Mereka disebut sebagai zama-zama - istilah lokal yang berasal dari ungkapan Zulu yang berarti "mengambil risiko".
Menteri Kepresidenan Khumbudzo Ntshavheni mengatakan pada Rabu bahwa pemerintah tidak akan mengirimkan bantuan untuk para “penjahat” tetapi sebaliknya akan “mengasapi mereka”.
Beberapa anggota komunitas memegang tanda bertuliskan "Asapi ANC keluar" sebagai tanggapan, mengacu pada partai Kongres Nasional Afrika yang berkuasa.

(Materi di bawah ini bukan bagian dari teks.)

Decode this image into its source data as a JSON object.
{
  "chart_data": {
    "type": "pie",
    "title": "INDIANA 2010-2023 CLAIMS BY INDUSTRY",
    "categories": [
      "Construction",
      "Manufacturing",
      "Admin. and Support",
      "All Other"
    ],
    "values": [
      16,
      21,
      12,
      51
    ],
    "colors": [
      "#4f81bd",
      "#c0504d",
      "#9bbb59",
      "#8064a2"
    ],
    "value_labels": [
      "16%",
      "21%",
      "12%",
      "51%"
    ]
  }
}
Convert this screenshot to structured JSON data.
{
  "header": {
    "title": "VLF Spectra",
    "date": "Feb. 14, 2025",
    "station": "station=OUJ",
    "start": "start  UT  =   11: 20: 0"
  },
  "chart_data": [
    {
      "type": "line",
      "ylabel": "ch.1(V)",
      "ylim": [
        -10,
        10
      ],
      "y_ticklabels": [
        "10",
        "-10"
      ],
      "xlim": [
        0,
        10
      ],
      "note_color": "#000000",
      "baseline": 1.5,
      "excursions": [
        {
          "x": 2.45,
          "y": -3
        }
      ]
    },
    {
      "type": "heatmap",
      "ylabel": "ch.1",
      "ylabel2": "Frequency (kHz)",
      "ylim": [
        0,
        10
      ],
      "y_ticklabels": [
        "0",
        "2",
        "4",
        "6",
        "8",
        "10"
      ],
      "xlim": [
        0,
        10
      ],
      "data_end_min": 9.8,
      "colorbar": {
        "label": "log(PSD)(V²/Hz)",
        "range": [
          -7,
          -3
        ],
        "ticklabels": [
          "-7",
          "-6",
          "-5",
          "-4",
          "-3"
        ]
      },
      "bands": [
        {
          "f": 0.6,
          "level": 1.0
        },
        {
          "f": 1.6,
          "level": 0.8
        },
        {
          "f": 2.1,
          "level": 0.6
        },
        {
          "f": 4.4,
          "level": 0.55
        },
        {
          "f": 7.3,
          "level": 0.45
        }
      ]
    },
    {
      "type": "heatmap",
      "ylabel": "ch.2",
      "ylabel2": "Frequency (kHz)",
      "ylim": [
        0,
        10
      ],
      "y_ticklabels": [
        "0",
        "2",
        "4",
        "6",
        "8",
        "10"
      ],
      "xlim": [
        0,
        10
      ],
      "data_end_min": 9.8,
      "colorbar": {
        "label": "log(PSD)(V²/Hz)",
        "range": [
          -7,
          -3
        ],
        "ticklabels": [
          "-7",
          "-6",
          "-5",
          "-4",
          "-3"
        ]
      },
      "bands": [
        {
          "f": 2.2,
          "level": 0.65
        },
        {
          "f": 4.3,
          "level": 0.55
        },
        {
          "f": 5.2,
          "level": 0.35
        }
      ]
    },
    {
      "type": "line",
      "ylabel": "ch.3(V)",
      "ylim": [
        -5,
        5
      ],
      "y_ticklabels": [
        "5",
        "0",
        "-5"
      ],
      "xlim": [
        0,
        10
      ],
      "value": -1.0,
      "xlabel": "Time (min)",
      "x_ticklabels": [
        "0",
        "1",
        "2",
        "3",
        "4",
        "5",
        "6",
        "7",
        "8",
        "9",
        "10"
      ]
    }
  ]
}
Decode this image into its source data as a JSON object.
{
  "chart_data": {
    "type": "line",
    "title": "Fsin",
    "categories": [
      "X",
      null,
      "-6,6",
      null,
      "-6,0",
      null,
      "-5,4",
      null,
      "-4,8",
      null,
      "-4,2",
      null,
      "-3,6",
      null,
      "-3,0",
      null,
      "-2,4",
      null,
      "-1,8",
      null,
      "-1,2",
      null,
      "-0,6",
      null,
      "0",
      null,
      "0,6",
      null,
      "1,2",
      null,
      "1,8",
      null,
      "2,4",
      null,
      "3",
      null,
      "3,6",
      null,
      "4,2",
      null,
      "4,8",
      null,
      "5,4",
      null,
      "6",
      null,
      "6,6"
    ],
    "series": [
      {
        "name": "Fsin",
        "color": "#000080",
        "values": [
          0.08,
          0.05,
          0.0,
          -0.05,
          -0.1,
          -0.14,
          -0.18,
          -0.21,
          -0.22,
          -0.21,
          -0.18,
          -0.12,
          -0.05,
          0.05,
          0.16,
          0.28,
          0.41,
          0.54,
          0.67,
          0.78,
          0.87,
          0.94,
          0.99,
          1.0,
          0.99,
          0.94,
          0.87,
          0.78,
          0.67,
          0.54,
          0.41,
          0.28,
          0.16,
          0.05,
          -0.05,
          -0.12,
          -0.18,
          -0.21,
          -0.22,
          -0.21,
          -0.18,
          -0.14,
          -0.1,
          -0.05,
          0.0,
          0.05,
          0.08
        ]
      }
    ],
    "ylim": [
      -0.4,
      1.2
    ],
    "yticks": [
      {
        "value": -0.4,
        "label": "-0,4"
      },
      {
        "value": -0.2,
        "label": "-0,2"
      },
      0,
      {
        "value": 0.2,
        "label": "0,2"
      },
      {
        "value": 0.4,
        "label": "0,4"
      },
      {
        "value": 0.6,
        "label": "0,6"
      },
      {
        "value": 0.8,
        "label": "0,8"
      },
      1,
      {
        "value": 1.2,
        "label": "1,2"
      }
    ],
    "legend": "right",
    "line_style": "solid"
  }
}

“Kami meminta bantuan pemerintah untuk membantu kami agar anak-anak kami bisa keluar dari tambang,” kata Matsidiso Ramolla, warga Stilfontein berusia 41 satu tahun.
Menteri Kepolisian Senzo Mchunu mengunjungi lokasi tersebut pada Jumat, namun ketika dia mencoba berbicara dengan anggota masyarakat yang menunggu untuk mendengar berita tentang orang yang mereka cintai di terowongan tersebut, dia diusir.
Thandeka Tom, yang saudara laki-lakinya bekerja di tambang, mengkritik polisi karena tidak mengirimkan bantuan.
"Mereka berbicara dari sudut pandang hak istimewa, ada masalah pengangguran di negara ini dan orang-orang melanggar hukum ketika mereka mencoba mencari makanan," katanya kepada BBC.